Sigh…this is a difficult one. I used to be so committed to buying organic whenever possible but it can be prohibitively expensive to do this. In an ideal world, it would be wonderful to buy exclusively organic food but, from my perspective, it would be a struggle to FIND everything to make up a balanced diet in a way that was cost effective. Based on what I’ve read, I do try to buy the more expensive eggs (although the grocer at Sobeys has convinced me that ‘cosy coop’ eggs are better based on his farming background!) and meat.
I’m less concerned about fresh fruit and vegetables because the organic ones always look a bit sad and are very expensive. The science that I’ve read mainly concludes that there is a marginal difference between organic and conventional food and ultimately it’s best to do whatever allows you to eat the healthiest diet you can.
I hope this helps to give you some tips to eat healthy for less!

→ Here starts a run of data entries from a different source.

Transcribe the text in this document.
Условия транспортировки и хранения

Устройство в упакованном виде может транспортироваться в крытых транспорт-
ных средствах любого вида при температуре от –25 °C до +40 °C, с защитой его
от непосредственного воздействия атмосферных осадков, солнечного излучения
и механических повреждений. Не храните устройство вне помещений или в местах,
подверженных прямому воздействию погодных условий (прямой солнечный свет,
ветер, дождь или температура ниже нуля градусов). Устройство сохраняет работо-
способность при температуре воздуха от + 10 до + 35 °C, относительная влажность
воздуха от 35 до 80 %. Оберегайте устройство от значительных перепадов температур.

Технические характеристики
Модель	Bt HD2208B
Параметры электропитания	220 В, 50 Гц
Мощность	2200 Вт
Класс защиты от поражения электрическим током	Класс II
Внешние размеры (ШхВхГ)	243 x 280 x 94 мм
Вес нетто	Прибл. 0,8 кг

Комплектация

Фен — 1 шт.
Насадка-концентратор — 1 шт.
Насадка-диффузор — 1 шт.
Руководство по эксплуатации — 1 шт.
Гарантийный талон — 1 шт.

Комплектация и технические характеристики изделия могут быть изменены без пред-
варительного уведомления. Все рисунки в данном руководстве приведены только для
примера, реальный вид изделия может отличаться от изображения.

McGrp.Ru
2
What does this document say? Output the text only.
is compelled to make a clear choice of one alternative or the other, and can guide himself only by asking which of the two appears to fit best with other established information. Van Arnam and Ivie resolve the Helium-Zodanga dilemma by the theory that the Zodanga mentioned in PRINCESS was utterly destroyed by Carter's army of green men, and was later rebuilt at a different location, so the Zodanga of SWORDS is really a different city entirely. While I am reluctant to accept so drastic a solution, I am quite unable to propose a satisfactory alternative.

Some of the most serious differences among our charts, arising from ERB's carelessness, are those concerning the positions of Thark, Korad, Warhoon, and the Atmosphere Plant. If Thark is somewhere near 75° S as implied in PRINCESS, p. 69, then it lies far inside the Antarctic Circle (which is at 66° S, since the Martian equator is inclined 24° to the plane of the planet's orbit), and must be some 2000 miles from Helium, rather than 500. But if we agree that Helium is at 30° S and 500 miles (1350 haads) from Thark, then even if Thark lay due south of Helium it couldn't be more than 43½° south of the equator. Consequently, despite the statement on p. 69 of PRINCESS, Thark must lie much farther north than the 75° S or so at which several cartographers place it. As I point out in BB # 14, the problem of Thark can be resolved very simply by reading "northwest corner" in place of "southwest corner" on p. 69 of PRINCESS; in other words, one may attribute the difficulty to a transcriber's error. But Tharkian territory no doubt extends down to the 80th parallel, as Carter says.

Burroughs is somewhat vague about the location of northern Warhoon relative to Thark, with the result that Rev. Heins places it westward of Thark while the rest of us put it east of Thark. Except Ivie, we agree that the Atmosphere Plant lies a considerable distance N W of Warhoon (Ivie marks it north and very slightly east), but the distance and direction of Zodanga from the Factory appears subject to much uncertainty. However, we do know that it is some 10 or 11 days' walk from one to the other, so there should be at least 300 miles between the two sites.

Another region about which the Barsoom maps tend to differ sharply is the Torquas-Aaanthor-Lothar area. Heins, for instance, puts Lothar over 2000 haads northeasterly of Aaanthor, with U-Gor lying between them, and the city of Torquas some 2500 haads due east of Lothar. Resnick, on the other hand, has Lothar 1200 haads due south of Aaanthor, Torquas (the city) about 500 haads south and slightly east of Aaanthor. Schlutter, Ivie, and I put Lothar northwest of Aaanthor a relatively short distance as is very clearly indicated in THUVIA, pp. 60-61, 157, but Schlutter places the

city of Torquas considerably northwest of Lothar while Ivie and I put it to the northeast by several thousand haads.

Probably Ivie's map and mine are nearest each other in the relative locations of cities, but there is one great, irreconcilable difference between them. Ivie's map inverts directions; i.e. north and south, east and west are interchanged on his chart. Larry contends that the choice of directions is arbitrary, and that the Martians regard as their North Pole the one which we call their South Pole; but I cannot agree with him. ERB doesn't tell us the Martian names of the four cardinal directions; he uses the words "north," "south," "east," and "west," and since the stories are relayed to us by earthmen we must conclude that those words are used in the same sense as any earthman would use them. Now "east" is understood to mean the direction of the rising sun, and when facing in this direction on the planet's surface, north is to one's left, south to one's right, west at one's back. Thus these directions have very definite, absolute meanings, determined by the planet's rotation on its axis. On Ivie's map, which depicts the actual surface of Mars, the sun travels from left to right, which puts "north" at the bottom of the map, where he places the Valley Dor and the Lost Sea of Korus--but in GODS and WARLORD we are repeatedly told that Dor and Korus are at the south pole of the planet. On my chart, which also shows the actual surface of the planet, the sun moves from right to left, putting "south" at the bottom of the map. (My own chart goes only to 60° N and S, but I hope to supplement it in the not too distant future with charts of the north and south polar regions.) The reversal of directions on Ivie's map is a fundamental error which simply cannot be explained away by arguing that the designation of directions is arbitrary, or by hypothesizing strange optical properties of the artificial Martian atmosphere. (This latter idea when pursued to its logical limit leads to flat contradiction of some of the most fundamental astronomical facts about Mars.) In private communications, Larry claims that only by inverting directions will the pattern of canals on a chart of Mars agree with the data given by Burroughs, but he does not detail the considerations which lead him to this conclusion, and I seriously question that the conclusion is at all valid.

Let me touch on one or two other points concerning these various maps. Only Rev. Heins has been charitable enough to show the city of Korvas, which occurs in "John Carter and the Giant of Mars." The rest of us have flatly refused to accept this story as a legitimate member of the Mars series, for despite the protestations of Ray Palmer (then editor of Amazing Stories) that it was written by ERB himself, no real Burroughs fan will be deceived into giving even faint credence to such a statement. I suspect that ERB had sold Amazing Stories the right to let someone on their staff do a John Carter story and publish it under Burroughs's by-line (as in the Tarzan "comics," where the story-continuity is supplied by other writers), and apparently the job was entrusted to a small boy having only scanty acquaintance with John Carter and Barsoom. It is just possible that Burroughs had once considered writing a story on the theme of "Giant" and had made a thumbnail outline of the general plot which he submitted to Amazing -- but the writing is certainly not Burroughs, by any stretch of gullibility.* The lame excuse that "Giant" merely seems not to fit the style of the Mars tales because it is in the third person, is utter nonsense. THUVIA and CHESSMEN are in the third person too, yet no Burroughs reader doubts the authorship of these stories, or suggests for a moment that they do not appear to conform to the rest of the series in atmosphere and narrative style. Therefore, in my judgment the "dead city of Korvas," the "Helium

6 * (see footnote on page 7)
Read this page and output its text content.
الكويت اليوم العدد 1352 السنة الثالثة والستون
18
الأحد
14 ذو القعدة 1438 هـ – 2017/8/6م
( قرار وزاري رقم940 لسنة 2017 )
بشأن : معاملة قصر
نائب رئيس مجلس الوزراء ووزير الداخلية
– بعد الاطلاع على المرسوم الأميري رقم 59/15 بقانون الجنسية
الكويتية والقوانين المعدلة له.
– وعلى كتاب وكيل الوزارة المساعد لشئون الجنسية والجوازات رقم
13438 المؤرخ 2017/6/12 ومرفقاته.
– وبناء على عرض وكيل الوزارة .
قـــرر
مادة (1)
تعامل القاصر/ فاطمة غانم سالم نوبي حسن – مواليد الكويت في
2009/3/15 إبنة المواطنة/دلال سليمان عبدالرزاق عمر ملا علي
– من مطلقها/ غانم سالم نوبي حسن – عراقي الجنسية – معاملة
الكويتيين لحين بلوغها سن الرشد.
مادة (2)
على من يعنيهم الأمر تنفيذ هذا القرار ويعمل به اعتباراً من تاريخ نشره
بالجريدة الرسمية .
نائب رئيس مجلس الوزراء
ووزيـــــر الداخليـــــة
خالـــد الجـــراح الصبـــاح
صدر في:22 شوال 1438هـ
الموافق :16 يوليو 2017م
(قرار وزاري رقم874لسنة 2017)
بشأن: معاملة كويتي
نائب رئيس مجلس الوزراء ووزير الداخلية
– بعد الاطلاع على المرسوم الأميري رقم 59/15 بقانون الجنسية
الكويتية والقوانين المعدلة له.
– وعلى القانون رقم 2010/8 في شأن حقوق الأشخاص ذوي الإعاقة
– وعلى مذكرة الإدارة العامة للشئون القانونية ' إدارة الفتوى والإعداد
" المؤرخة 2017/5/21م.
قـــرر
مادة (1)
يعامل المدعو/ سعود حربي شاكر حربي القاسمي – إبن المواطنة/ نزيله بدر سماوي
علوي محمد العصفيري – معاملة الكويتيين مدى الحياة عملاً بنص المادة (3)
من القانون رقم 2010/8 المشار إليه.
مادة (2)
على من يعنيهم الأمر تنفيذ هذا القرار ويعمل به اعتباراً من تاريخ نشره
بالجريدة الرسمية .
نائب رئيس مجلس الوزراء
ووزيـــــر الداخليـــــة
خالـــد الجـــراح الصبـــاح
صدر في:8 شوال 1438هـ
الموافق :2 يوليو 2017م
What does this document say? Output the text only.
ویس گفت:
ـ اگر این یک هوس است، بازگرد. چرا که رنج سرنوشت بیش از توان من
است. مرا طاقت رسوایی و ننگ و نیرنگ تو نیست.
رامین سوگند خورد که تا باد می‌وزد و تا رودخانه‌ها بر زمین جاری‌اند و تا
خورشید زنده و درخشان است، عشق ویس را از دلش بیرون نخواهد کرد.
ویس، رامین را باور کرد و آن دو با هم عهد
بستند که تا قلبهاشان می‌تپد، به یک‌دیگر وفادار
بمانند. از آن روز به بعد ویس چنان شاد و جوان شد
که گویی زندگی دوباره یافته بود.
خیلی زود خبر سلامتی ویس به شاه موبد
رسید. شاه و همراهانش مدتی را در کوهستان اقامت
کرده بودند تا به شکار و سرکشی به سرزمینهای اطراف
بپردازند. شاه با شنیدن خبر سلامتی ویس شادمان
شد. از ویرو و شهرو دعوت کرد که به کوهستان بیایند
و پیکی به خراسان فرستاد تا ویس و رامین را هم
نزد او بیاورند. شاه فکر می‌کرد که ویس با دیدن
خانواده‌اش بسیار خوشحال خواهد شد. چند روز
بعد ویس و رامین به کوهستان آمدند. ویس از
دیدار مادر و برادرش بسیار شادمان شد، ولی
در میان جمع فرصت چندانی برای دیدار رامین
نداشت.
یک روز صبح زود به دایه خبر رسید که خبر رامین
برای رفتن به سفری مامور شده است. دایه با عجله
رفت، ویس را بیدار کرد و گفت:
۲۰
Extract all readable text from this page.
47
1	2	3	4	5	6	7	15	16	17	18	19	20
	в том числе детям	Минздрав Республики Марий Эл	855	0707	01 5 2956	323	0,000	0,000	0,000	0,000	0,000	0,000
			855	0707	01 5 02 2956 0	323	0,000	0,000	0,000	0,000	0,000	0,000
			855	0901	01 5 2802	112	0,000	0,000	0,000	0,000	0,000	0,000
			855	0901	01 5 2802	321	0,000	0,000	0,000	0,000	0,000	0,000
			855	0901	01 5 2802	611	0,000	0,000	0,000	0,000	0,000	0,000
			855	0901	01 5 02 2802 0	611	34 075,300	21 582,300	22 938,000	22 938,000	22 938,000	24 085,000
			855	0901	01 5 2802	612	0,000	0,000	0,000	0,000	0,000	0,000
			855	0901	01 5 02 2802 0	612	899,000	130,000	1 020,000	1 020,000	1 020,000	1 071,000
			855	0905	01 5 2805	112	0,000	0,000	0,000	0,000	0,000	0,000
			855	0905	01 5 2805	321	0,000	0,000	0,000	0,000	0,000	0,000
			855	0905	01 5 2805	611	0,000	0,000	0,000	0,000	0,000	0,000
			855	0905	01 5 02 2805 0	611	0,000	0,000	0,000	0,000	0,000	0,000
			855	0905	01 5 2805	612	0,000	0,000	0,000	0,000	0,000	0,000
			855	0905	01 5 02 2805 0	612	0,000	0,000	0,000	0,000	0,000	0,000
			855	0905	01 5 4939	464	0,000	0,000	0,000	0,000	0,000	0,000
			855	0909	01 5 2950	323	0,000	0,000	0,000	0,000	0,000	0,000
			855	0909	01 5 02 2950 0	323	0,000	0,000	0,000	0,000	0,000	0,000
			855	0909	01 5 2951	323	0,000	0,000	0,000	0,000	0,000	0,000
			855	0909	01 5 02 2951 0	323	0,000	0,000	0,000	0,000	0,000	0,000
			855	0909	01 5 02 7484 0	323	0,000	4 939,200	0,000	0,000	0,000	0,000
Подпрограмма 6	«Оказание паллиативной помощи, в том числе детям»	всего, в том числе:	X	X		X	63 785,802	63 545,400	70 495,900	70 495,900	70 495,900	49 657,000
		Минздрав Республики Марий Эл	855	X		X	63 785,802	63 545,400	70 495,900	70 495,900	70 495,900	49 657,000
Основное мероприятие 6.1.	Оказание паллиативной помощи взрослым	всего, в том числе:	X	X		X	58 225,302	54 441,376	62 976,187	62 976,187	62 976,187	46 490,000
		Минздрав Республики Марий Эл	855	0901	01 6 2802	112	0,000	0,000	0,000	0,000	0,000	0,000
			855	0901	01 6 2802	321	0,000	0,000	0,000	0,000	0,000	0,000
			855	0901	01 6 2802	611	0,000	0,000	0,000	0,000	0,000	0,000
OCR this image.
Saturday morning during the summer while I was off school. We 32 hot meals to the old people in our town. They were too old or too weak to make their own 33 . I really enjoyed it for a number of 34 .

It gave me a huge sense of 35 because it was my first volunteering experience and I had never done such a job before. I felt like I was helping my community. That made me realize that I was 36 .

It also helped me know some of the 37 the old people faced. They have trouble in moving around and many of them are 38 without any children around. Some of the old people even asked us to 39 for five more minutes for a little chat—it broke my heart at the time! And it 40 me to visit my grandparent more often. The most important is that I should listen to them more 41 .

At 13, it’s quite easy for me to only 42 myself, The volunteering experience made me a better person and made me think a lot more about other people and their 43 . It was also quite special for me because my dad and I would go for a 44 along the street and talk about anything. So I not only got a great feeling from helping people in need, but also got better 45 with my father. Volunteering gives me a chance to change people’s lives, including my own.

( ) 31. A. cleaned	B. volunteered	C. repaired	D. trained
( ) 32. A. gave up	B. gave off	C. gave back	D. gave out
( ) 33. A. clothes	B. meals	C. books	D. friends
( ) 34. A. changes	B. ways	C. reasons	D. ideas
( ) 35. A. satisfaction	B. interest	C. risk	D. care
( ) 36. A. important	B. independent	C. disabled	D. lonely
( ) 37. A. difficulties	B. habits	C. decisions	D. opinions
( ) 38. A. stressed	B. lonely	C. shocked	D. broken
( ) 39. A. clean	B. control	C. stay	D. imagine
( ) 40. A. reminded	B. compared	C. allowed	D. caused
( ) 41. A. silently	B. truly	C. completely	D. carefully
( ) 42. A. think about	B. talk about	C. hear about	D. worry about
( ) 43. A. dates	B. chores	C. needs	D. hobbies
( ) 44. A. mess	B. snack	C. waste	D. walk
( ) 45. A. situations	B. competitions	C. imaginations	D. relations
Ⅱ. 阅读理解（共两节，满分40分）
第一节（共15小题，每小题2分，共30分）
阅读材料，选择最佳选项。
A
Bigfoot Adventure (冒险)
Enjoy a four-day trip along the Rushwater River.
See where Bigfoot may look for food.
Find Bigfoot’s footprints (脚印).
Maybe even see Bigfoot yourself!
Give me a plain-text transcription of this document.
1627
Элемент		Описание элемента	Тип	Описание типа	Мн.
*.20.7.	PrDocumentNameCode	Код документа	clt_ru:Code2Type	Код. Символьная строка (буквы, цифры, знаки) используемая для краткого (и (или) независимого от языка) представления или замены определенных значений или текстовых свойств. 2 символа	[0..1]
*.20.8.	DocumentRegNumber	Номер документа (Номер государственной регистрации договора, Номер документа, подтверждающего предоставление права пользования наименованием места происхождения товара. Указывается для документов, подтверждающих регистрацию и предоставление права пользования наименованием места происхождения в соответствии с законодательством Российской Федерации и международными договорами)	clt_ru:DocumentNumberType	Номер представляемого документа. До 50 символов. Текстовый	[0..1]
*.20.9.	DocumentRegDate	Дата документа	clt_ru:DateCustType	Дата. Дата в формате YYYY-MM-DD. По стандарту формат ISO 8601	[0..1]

I’m not a perfect eater but I do feel like we have a fairly healthy diet without spending a crazy amount of money. Do you have tips to share? Please let me know in the comments!
2 responses to “Eating healthy for less”
Love these tips Justine! I am always looking for ways to save money as a student and trying to do that while eating somewhat healthy is a challenge these days ! My tip is I tend to buy bulk items (cereal, nuts, butter, eggs) at stores like Food Basics as I find they are usually a couple dollars cheaper than other more high end grocery stores 🙂
Thanks Julia! I’m so glad you liked this 😊. Gosh I love Food Basics…they have some of the freshest fruits and vegetables. I just bought a Christmas urn there for such a good price – just added in some pink ribbon and some gold balls from a previous urn. Go food basics!